Signs and symptoms of sickle cell anemia usually appear around 5 months of age. They vary from person to person and change over time. Signs and symptoms can include:
- Anemia. Sickle cells break apart easily and die, leaving you with too few red blood cells.
- Episodes of pain. Periodic episodes of pain, called pain crises, are
a major symptom of sickle cell anemia.
- Some adolescents and adults with sickle cell anemia also have
chronic pain, which can result from bone and joint damage,
ulcers, and other causes.
- Swelling of hands and feet.
- Frequent infections.
- Vision problems.
SCD is a genetic condition that is present at birth. It is inherited when a child receives two sickle cell genes, one from each parent.

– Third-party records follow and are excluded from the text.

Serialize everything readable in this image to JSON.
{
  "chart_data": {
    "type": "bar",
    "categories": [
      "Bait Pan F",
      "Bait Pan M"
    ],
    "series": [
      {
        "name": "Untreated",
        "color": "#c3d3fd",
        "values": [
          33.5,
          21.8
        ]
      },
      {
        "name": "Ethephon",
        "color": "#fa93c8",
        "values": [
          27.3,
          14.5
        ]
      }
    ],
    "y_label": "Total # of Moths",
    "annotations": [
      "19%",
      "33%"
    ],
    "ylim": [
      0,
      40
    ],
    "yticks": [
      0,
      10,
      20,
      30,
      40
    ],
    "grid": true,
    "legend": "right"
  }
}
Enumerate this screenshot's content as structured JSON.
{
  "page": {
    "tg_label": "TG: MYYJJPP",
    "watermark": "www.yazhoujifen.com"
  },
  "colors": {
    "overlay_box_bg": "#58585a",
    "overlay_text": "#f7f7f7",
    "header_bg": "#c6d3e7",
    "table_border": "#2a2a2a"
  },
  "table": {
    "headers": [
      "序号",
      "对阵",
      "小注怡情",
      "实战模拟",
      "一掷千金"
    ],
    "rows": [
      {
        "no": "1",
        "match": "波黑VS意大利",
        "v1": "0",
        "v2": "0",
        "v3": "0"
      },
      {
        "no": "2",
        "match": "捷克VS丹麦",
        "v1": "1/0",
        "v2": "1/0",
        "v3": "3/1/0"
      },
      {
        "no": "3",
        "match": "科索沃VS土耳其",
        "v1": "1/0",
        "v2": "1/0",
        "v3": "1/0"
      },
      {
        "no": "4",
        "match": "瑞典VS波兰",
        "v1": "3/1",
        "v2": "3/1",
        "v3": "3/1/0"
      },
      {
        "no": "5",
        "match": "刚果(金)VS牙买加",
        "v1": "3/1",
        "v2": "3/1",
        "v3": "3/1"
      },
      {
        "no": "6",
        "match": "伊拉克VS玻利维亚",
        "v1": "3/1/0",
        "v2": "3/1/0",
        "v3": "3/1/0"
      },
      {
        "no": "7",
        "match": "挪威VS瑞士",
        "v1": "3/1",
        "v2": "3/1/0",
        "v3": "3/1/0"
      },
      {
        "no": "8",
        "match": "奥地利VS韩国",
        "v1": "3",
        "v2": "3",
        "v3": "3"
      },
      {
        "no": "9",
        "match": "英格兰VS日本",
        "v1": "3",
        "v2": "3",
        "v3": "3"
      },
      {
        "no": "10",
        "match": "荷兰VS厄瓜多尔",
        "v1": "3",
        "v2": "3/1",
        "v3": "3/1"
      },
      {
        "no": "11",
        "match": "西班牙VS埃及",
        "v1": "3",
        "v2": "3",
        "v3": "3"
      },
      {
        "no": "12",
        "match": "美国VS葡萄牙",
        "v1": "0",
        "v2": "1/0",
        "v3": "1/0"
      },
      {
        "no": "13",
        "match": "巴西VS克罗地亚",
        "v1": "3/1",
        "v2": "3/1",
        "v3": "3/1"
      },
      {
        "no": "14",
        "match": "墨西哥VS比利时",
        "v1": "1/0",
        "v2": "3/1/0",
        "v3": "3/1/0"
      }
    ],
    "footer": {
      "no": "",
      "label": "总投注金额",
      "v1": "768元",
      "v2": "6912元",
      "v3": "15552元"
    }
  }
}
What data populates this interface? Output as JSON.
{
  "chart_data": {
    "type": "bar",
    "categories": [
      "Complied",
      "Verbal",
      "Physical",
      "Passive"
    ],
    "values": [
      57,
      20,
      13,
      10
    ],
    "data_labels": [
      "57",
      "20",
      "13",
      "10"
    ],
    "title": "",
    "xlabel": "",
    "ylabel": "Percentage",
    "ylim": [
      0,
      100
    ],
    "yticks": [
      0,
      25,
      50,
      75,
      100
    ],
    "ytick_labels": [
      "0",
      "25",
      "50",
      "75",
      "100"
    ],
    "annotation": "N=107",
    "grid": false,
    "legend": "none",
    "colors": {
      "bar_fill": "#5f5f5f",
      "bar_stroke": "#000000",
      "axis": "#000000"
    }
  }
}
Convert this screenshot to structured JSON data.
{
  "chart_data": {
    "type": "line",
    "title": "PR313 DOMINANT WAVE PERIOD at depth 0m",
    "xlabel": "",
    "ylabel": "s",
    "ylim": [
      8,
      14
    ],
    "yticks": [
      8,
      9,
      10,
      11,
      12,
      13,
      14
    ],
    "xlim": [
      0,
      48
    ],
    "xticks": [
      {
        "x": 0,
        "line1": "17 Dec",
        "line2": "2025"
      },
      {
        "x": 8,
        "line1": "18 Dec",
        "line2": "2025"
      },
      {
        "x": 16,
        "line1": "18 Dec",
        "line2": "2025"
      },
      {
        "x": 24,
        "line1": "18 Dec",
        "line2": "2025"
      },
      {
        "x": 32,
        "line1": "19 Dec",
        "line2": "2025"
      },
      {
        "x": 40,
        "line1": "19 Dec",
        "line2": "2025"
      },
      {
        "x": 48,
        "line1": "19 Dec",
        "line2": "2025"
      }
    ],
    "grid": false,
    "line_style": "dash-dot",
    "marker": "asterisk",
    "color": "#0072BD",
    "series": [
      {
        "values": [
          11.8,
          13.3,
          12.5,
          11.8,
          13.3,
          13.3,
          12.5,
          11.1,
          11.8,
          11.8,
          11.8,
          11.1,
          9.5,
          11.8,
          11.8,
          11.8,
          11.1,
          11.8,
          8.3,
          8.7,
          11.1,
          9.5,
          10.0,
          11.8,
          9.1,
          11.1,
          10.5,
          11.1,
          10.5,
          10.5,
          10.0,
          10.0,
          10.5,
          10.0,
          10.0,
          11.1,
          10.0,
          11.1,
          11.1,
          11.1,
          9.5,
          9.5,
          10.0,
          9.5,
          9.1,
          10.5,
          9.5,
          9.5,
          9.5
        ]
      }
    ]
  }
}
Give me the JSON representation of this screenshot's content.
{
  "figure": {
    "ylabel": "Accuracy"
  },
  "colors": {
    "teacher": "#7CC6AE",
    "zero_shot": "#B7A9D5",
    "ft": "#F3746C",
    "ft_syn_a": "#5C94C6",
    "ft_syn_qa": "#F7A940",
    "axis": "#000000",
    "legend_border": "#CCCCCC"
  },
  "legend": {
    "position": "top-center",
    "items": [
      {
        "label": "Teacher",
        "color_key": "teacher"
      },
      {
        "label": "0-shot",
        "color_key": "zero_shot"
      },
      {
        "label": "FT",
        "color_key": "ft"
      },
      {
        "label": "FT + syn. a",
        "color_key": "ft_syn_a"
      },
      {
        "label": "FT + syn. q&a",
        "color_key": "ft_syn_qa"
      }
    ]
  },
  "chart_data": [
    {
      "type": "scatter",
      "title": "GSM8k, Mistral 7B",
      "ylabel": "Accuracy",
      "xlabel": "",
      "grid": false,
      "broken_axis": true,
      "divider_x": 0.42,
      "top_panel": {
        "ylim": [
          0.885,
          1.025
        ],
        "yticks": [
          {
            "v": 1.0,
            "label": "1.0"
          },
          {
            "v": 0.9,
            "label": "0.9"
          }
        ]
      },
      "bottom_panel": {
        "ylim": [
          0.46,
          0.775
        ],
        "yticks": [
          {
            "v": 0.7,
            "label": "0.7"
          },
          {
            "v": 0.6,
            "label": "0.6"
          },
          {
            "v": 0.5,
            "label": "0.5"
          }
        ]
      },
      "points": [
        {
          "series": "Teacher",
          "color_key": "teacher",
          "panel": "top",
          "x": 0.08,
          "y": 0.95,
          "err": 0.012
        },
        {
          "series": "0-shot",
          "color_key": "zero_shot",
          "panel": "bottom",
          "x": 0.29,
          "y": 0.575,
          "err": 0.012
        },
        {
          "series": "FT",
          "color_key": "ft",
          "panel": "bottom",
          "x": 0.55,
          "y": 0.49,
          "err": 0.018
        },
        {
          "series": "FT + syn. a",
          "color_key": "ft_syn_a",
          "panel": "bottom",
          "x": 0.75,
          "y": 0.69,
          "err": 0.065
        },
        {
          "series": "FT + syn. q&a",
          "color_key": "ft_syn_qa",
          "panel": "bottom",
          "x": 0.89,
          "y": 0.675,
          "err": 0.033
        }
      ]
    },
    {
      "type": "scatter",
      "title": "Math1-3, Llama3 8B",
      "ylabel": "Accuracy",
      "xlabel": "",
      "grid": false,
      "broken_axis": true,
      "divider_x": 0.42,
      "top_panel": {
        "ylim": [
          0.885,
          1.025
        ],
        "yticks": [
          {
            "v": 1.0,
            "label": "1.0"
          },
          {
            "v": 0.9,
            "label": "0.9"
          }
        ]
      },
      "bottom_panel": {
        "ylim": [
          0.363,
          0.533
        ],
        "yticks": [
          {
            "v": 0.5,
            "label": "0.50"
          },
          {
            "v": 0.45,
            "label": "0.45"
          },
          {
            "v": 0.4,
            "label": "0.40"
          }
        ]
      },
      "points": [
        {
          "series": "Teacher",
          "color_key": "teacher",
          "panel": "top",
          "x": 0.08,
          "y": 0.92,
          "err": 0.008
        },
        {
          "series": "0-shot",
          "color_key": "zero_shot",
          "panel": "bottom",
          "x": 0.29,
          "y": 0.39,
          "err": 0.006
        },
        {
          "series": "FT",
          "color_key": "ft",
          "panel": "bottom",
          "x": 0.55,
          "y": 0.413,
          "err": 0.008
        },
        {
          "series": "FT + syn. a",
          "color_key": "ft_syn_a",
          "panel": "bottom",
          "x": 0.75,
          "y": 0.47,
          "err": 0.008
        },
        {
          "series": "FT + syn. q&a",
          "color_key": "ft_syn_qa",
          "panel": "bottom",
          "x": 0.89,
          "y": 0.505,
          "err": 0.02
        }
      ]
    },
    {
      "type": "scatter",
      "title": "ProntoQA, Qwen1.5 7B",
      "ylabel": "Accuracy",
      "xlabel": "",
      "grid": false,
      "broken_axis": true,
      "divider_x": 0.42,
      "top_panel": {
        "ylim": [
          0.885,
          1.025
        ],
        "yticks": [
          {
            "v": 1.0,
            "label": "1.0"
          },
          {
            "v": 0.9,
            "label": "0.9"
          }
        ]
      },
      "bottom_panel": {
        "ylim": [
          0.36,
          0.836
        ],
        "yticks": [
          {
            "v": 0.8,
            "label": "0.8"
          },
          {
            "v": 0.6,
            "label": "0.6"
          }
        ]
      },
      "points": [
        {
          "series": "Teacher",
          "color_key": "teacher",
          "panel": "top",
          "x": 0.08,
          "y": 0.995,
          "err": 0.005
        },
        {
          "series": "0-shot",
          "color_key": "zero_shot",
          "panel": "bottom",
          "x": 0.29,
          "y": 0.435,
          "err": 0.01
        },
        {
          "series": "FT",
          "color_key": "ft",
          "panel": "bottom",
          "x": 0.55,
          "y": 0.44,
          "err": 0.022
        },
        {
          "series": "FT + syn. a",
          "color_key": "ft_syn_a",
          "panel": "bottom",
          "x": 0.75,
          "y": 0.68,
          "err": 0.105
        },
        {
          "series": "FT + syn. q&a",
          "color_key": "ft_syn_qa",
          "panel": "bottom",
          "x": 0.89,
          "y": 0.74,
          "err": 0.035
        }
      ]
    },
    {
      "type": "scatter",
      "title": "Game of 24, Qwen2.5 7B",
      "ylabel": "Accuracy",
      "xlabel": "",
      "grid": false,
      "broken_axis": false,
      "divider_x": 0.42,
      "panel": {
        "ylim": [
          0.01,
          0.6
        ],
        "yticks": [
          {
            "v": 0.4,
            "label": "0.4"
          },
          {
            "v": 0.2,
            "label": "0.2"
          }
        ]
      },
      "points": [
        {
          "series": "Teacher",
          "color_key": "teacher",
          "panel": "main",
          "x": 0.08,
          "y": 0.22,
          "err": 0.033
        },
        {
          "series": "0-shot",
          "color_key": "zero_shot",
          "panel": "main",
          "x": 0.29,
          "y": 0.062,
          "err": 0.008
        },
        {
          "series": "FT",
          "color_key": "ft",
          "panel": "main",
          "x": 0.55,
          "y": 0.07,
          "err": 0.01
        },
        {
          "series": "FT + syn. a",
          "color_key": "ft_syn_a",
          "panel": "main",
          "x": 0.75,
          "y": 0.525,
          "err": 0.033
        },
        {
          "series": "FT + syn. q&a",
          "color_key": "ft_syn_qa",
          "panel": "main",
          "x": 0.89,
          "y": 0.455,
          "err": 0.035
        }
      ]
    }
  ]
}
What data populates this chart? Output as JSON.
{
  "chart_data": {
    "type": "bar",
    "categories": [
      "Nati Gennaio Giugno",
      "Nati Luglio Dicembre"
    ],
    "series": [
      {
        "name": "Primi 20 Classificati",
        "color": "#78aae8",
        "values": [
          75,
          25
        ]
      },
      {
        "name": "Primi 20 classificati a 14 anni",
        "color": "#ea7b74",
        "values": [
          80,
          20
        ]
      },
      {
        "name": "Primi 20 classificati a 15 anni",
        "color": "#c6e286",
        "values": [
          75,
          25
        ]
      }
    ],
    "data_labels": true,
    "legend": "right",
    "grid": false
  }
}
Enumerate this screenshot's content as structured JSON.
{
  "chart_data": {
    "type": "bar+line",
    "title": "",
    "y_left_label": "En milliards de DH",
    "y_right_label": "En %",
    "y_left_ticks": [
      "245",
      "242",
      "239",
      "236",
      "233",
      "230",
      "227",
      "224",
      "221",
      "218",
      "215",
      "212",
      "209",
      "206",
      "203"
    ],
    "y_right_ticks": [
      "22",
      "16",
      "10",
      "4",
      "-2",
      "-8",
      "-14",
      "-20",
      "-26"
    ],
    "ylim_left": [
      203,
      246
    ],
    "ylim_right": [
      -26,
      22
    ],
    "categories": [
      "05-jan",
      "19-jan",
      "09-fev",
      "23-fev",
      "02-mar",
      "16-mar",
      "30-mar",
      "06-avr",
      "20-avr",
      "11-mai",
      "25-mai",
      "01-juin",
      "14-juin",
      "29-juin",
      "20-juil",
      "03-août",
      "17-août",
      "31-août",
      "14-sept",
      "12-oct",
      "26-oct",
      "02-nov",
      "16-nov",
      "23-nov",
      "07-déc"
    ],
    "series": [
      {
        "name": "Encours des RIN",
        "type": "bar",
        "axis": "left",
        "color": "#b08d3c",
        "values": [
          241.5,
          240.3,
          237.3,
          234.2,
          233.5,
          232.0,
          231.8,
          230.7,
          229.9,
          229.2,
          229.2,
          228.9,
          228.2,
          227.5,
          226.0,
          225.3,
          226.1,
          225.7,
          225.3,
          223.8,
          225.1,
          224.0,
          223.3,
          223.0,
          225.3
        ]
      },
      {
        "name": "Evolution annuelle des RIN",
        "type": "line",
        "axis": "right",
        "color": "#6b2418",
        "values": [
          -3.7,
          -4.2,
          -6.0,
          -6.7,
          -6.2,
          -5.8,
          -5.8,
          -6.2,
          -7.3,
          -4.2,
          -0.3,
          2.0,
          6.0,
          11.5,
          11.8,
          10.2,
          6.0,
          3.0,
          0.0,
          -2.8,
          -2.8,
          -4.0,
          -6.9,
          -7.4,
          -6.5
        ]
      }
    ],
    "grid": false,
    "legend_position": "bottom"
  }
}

SCD is diagnosed with a simple blood test. It is most often found at birth during routine newborn screening tests at the hospital. In addition, SCD can be diagnosed before birth.
People with SCD start to have signs of the disease during the first year of life, usually around 5 months of age. Stroke, Acute chest syndrome, Pulmonary hypertension, Organ damage and Blindness are some of the possible complications of the disease.
If you carry the sickle cell trait, seeing a genetic counselor before trying to conceive can help you understand your risk of having a child with sickle cell anemia.
Management of sickle cell anemia is usually aimed at avoiding pain episodes, relieving symptoms and preventing complications. Treatments might include medications and blood transfusions. For some children and teenagers, a stem cell transplant might cure the disease. If you have this illness you will need regular visits and checks with your doctor to manage the disease and reduce possible complications.